The market doesn't hate Obama himself, but it fears what would happen if his followers were to sweep into Congress, the Senate and state offices with supermajorities. The next few years would see us trying out every moonbat scheme that has been festering in these peoples' brains since 1968. Dow 6000 says this isn't going to be pretty.
"Oh, you mean moonbat schemes like investing in infrastructure..."
Can you imagine today's Democrats doing the equivalent of electrifying the Tennessee Valley? The party's old hippie professariat will make sure that no actual usable major items of infrastructure actually gets built. What we'll actually get will be...moonbat schemes.
"And any "reasonably pleasant person with a trace of humility and good cheer" will end up just as dead in a Bombay alley as an American trooper. The thugees don't check credentials or perform personality inventories before shivving the rich, privileged, foul Americans."

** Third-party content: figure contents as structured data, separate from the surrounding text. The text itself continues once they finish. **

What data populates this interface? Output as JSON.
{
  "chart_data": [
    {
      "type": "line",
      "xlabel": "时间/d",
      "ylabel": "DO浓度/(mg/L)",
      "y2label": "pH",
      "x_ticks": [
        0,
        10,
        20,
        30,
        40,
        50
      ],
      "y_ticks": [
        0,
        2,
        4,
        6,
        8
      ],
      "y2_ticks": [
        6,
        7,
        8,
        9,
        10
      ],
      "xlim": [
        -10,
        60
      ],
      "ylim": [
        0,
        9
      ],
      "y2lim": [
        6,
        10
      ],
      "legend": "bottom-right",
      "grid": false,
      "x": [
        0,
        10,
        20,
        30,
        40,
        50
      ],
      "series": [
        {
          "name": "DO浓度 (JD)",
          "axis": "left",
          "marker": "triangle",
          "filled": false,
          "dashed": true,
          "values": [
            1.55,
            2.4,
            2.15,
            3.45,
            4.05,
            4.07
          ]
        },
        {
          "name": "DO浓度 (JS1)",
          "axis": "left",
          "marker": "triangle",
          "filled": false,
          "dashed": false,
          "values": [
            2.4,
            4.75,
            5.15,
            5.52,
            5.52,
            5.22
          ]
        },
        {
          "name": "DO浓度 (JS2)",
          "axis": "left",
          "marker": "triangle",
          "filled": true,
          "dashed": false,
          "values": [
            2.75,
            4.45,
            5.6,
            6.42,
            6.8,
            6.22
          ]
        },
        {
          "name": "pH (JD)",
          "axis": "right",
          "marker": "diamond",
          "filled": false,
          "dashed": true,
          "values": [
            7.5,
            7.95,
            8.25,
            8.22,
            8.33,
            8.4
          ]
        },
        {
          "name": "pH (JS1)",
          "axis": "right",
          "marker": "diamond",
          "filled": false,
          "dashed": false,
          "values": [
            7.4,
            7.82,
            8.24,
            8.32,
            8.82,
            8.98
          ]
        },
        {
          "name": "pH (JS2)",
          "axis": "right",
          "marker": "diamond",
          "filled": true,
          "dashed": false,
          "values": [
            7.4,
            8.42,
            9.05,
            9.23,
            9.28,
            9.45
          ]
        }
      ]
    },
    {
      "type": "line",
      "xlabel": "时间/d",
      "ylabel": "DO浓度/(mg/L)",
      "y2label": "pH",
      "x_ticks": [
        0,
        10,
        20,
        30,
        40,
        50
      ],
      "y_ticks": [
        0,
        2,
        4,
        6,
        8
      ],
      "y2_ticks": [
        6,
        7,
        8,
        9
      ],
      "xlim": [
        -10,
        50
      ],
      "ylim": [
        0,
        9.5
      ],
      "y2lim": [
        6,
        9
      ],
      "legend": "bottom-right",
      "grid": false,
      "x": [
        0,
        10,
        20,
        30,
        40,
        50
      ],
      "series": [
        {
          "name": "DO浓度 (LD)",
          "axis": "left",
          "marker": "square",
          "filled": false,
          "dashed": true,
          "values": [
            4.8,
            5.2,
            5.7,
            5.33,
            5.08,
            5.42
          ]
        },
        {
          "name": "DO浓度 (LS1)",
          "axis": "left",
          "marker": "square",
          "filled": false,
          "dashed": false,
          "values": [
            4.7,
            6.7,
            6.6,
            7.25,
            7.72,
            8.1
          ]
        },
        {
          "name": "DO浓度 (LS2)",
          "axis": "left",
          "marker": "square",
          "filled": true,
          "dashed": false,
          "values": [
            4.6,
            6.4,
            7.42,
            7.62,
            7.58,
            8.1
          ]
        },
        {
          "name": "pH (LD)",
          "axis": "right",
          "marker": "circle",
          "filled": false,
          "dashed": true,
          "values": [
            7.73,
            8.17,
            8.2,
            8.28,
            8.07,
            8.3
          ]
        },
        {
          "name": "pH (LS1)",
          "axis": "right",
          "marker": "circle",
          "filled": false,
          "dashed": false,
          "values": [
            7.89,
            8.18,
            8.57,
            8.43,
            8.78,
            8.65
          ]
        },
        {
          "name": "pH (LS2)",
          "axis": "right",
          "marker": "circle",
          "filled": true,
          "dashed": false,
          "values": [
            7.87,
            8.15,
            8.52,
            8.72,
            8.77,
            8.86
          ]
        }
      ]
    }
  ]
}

I've done a great deal of travel to foreign countries, and have lived in several of them. Never have I encountered any generic hatred of Americans. People the world over have their own local political concerns. Travel into the New Zealand bush, and you'll find that the one aspect of America they resent is...farm subsidies! We tariff out foreign farm products and subsidize our farmers, while New Zealand farmers are totally unsubsidized and unprotected. They sell their lamb to the Arabs because, despite high demand from American consumers, Congress won't let it in.
Salonista travelers who perceive anti-American sentiment overseas are just seeking out their own kind in other countries. To return to the New Zealand example, of course the little caucus of protesters who spend their days in the plaza outside Te Papa are going to be anti-American. They hate their own country too.
If you're concerned about crime, stay away from South Africa and Brazil, whatever your nationality. There are quite a few other places where it's safe and Americans are specifically admired, such as Japan.
Does this newfound respect for research mean that you're no longer going to rip up our GMO test plots and burn our labs? Can we expect actual consistency emerging on the left?
"If We'd Forgiven The Terrorist Nutjobs
Maybe we wouldn't have pissed away a couple of trillion dollars fucking around in Iraq. I don't know if forgiveness is good for your soul, but it certainly would have been better for our pocketbooks."
So next time there's a terrorist attack, our response will just be to kill huge numbers of Muslims with standoff bombardment, suitably impressing them with our ability to retaliate. This would be have been far cheaper than our years-long adventure in sending ground troops, and politically popular in the wake of a terrorist attack.
We have chosen to fight the hard way because even a low probability of creating another Japan makes even a couple of trillion a worthwhile expenditure. And the world cannot blame us for not having tried.